Mr Collette said customers spent money on solar, an investment for the next 20 years, because they expect it will reduce their energy usage and value the predictability they see from this action.

“Predictability is not a feature of Australia’s energy system today. The long-term interests of consumers of energy are not being met. Consumers want efficiency to deliver predictability not volatility,” he said.

Network and transmission costs were predictable drivers of every bill but were rising fast.

“The wholesale part is less predictable. The reason is that the wholesale market is fundamentally designed around volatility, around scarcity driving investment,” he said.

In the 1990s to early 2010s, the national energy market (NEM) was efficient and predictable, with some of the lowest energy costs anywhere.

“But as Australia embarks on transforming its energy supply… Australia is seeing insufficient investment in the new system on top of a rapidly aging installed system. This is a market primed for unpredictability. Of course, there are solutions. The challenges are exacerbated by policy, regulatory and commercial decisions and these can be changed.”

Mr Collette said gas-fired power generation was needed to protect reliability.

“Storage is one way to deal with no wind or sun. However, there still needs to be enough wind and sun to charge the batteries and hydro. A low-sun, low-wind week just does not have enough energy to charge the batteries or pumped hydro,” he said.

“This is why Australia’s renewables-based energy system needs lots of solar, lots of wind, lots of storage and gas fired generation in reserve. Gas generation will predominantly play a reserve role. While gas generation will run infrequently, gas generation will be essential for reliability in those days and weeks when it does run. Without the gas, there is no way through other than coal,” he said.

Dan Nugent, Trading and Transition Executive at EnergyAustralia, said the retirement of Yallourn power station marks not an ending, but a new chapter for the Latrobe Valley.

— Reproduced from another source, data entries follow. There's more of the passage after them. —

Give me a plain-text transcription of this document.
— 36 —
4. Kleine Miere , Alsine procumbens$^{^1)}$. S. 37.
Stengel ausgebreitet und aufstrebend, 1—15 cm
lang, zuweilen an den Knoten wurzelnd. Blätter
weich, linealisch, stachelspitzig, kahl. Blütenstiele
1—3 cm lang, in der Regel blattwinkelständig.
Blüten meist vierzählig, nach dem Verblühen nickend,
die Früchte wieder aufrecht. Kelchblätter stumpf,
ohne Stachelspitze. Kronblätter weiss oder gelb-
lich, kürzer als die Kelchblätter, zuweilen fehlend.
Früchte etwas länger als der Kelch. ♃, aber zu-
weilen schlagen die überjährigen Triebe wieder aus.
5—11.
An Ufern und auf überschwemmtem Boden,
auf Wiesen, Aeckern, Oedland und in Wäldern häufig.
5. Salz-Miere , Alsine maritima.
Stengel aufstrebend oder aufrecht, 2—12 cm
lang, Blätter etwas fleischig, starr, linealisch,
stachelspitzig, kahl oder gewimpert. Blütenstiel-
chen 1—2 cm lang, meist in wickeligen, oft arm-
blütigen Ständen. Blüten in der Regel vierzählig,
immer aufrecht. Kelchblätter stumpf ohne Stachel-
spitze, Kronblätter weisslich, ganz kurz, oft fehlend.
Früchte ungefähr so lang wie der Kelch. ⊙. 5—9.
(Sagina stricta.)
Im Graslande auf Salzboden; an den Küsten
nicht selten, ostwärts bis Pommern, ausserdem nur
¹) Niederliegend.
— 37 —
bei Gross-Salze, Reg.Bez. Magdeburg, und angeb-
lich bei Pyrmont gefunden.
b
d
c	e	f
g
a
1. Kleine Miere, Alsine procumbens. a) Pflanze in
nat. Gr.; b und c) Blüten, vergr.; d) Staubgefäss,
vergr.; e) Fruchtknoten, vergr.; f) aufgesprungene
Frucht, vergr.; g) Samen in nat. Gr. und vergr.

“We are excited to be exploring transformative energy developments at this historic site that will continue to position our region at the forefront of Victoria’s energy future,” he told the Express.

“These proposed developments represent our commitment to ensuring the Valley continues to power Victoria for generations to come. By embracing new energy technologies and opportunities, we’re creating a pathway that honours our proud energy heritage while building the reliable power infrastructure our state needs.”

Mr Nugent said with developments like the Wooreen Energy Storage System already underway, “we’re determined to ensure our region remains essential to Victoria’s energy security while leading the transition to a sustainable future”.

“Wooreen and the proposed developments at Yallourn would connect into existing power lines and transmission infrastructure, which helps to reduce the cost of the transition,” he said.